Bypassing Safety Guardrails in LLMs Using Humor
Pedro Cisneros-Velarde
TL;DR
The paper investigates whether humor can be used to bypass safety guardrails in LLMs. It proposes a simple fixed-template attack that preserves the unsafe request verbatim while adding a humorous framing, and it evaluates single-turn and multi-turn variants across three datasets and four open-source models. The results show that humor-based prompts yield unsafe responses in 42 of 48 cases, with humor playing a crucial role and excessive humor sometimes reducing effectiveness, suggesting a balance is needed.

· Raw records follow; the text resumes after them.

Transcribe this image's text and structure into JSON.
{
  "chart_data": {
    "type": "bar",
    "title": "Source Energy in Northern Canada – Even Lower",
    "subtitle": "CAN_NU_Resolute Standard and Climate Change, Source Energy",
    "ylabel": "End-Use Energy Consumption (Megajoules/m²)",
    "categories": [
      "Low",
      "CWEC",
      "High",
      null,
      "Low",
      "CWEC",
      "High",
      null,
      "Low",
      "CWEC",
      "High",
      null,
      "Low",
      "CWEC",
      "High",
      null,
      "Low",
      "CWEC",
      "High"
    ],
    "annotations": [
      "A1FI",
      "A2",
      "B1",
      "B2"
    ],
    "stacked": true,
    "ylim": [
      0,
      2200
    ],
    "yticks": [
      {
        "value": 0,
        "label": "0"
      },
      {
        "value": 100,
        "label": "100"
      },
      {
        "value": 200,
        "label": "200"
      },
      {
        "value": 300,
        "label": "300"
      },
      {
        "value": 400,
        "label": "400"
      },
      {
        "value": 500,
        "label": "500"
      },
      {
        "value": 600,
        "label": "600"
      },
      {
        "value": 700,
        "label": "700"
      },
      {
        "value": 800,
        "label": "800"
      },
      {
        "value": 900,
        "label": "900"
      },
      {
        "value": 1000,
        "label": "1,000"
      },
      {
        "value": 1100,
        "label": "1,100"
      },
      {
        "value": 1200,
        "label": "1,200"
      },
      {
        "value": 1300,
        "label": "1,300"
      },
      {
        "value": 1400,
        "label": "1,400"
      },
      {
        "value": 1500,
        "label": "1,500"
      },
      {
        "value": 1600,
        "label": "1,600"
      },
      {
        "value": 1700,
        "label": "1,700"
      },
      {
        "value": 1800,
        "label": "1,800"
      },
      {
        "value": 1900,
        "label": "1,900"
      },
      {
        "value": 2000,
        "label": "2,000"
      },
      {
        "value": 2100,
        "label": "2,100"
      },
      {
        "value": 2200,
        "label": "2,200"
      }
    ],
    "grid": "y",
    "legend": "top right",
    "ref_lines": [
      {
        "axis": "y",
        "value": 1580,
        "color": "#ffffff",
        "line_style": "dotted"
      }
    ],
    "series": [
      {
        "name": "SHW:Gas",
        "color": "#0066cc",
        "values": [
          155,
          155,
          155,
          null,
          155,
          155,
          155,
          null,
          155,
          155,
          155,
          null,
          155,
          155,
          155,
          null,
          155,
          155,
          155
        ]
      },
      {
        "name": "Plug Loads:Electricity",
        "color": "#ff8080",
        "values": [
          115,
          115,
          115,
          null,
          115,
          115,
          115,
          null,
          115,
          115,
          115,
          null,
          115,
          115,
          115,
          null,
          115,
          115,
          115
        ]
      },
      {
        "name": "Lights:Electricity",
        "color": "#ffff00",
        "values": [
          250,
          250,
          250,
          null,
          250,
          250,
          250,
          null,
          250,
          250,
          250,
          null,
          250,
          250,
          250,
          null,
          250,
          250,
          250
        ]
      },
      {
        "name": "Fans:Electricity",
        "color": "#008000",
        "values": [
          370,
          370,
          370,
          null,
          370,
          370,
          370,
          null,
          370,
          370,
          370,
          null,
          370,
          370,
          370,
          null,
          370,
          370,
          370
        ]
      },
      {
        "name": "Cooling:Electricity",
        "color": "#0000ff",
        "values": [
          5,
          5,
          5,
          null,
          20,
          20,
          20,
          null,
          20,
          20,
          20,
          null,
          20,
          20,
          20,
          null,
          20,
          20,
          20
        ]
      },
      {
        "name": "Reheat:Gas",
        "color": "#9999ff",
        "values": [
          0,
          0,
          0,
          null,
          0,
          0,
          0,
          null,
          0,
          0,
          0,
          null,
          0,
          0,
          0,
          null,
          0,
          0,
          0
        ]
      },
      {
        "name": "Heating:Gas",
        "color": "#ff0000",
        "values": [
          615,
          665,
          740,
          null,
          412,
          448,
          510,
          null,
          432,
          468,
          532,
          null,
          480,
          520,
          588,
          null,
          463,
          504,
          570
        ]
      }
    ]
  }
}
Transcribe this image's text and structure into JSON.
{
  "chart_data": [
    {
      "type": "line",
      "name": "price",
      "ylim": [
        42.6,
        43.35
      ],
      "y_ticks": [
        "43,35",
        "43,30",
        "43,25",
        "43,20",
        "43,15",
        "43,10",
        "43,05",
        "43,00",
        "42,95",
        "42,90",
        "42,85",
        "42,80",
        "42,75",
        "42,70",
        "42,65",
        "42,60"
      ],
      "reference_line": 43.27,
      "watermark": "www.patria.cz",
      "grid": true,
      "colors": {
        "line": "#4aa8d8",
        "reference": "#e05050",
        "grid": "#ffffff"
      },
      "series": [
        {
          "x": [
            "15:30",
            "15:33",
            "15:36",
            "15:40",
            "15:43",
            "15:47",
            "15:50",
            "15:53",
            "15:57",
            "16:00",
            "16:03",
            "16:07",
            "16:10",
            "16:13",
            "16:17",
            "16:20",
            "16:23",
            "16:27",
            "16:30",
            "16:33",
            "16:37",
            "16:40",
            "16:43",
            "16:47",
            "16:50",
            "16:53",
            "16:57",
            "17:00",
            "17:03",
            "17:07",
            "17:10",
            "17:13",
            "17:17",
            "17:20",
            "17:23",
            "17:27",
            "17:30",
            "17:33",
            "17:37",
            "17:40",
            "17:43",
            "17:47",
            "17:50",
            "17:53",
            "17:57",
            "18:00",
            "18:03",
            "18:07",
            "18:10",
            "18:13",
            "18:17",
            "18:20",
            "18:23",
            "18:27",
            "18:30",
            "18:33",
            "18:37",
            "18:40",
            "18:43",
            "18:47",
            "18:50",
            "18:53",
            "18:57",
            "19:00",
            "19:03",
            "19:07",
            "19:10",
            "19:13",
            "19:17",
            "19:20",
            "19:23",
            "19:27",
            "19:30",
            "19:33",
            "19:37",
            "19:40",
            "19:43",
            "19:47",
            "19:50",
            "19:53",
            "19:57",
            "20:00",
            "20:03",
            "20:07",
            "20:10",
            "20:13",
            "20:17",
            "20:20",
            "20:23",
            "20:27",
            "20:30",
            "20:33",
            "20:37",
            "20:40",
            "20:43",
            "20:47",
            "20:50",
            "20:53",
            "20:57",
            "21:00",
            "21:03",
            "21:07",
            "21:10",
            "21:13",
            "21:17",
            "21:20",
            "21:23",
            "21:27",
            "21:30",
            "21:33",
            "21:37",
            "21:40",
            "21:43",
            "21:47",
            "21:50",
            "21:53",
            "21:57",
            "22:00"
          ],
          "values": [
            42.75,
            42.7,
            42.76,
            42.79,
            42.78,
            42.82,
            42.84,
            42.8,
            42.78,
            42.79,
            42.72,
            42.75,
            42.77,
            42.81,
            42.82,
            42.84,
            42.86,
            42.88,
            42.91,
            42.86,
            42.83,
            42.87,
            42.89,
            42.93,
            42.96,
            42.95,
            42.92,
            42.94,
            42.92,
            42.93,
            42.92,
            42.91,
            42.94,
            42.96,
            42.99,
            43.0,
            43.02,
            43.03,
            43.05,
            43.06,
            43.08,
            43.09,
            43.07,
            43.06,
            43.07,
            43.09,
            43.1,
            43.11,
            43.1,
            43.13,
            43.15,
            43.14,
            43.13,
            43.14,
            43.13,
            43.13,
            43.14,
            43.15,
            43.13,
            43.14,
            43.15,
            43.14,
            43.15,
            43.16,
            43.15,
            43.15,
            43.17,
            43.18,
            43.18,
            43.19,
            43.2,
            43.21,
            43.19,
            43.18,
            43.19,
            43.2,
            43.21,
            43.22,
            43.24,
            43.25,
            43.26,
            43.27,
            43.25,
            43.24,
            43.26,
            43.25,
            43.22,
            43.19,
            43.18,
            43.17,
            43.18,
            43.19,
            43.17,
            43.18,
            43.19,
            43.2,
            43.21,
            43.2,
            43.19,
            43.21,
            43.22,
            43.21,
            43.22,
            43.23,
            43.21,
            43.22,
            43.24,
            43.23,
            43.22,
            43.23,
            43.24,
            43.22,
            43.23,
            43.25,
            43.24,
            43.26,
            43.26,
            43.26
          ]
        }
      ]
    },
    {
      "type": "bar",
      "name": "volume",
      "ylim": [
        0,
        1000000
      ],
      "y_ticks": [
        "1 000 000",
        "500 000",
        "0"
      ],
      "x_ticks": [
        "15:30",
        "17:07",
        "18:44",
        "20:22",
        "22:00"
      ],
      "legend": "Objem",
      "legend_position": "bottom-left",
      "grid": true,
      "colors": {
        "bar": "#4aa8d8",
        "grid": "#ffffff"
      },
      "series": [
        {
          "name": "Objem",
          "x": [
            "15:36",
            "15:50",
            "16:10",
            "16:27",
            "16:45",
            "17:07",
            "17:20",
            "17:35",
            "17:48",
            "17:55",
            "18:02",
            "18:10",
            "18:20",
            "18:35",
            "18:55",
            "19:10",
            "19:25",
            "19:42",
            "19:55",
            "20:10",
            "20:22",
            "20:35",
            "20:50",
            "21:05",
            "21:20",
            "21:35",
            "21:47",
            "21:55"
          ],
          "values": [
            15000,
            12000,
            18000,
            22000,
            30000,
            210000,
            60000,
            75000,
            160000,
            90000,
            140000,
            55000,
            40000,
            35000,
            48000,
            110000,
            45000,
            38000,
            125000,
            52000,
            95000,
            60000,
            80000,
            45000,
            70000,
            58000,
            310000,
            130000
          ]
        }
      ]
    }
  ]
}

The work highlights gaps in safety training generalization to humorous contexts and argues for more robust, humor-aware defenses.
Abstract
In this paper, we show it is possible to bypass the safety guardrails of large language models (LLMs) through a humorous prompt including the unsafe request. In particular, our method does not edit the unsafe request and follows a fixed template -- it is simple to implement and does not need additional LLMs to craft prompts. Extensive experiments show the effectiveness of our method across different LLMs. We also show that both removing and adding more humor to our method can reduce its effectiveness -- excessive humor possibly distracts the LLM from fulfilling its unsafe request. Thus, we argue that LLM jailbreaking occurs when there is a proper balance between focus on the unsafe request and presence of humor.